Corporate Profits for Q2 2012

The BEA released corporate profits for Q2 2012 along with the GDP. Corporate profits after tax declined -1.4% from Q1 2012 to $1,648.3 billion. Corporate profits after tax are also up 13.3% from a year ago.

 

 

Corporate profits with inventory valuation and capital consumption adjustments, after tax, increased 1.1% from last quarter to $1,462.2 billion and are up 3.3% from one year ago.

 

 

Corporate profits with inventory valuation and capital consumption adjustments, pre-tax, increased $10.4 billion to $1,910.5 billion, or up 0.5% from Q1 and still up 6.1% from a year ago. These are profits from current production.

 

 

Net cash flow, with inventory evaluation adjustment declined –0.6% from Q1 to $1,824.5 billion. This is no change from a year ago. These are the corporate funds available for investment according to the BEA.

 

 

Quarterly tax receipts for Q2 decreased -1.2% from Q1 to $448.2 billion.

What's most interesting is these profits are from outside the United States. Rest of the world profits increased $19.2 billion to $422.1 billion whereas domestic profits declined -$8.9 billion to $1,488.3 billion.

Domestic profits of financial corporations decreased $39.2 billion in the second quarter, compared with a decrease of $12.3 billion in the first. Domestic profits of nonfinancial corporations increased $30.4 billion in the second quarter, compared with an increase of $7.3 billion in the first. In the second quarter, real gross value added of nonfinancial corporations increased, and profits per unit of real value added increased. The increase in unit profits reflected an increase in unit prices and a decrease in unit nonlabor costs that was partly offset by an increase in labor costs. The rest-of-the-world component of profits increased $19.2 billion in the second quarter, in contrast to a decrease of $48.0 billion in the first.

The BEA reports corporate profits in a variety of ways and it seems whatever one's focus and political predilections are implies which number they use.

From the BEA's magic secret decoder ring guide to National Income and Product Accounts (large pdf), national income also uses inventory valuation and capital consumption adjustments. Their reasoning for inventory valuation is this:

Inventory valuation adjustment (IVA) is the difference between the cost of inventory withdrawals valued at acquisition cost and the cost of inventory withdrawals valued at replacement cost. The IVA is needed because inventories as reported by business are often charged to cost of sales (that is, withdrawn) at their acquisition (historical) cost rather than at their replacement cost (the concept underlying the NIPAs). As prices change, businesses that value inventory withdrawals at acquisition cost may realize profits or losses. Inventory profits, a capital-gains-like element in business income (corporate profits and nonfarm proprietors’ income), result from an increase in inventory prices, and inventory losses, a capital-loss-like element, result from a decrease in inventory prices.

The mysterious capital consumption adjustment, along with inventory valuations, derives current production income.

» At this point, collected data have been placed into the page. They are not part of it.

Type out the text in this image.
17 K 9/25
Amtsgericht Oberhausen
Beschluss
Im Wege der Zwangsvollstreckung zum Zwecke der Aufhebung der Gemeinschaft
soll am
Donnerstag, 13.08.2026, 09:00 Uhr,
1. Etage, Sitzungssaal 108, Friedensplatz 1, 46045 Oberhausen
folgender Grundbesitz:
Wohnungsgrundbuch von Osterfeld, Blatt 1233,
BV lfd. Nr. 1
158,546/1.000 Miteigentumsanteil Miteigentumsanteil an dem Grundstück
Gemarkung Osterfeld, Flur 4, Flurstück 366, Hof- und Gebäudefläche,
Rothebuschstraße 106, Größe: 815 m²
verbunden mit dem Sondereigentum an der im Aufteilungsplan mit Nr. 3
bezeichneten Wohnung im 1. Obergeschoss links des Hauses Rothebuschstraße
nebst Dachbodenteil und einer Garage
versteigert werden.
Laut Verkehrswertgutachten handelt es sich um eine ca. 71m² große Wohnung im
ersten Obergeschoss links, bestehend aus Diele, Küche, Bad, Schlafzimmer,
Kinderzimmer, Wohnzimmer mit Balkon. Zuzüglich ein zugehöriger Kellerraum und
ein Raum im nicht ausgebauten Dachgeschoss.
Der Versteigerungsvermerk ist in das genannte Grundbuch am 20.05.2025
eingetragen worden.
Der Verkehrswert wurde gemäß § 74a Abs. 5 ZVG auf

The private capital consumption adjustment (CCAdj) converts deprecia­tion that is on a historical-cost (book value) basis—the capital consump­tion allowance (CCA)—to depreciation that is on a current-cost basis—consumption of fixed capital (CFC)—and is derived as the difference between private CCA and private CFC.

Since this is what the BEA uses for national accounts and makes much more sense from a business accounting perspective generally, seems the above before and after tax numbers are the right metrics to use when thinking about corporate profits from a national and macro-economic perspective.

If the above magic secret BEA decoder ring didn't make much sense, try this one:

Corporate profits with inventory valuation and capital consumption adjustmentsis the net current-production income of organizations treated as corporations in the NIPA's. These organizations consist of all entities required to file Federal corporate tax returns, including mutual financial institutions and cooperatives subject to Federal income tax; private noninsured pension funds; nonprofit institutions that primarily serve business; Federal Reserve banks; and federally sponsored credit agencies. With several differences, this income is measured as receipts less expenses as defined in Federal tax law. Among these differences: Receipts exclude capital gains and dividends received, expenses exclude depletion and capital losses and losses resulting from bad debts, inventory withdrawals are valued at replacement cost, and depreciation is on a consistent accounting basis and is valued at replacement cost using depreciation profiles based on empirical evidence on used-asset prices that generally suggest a geometric pattern of price declines. Because national income is defined as the income of U.S. residents, its profits component includes income earned abroad by U.S. corporations and excludes income earned in the United States by the rest of the world.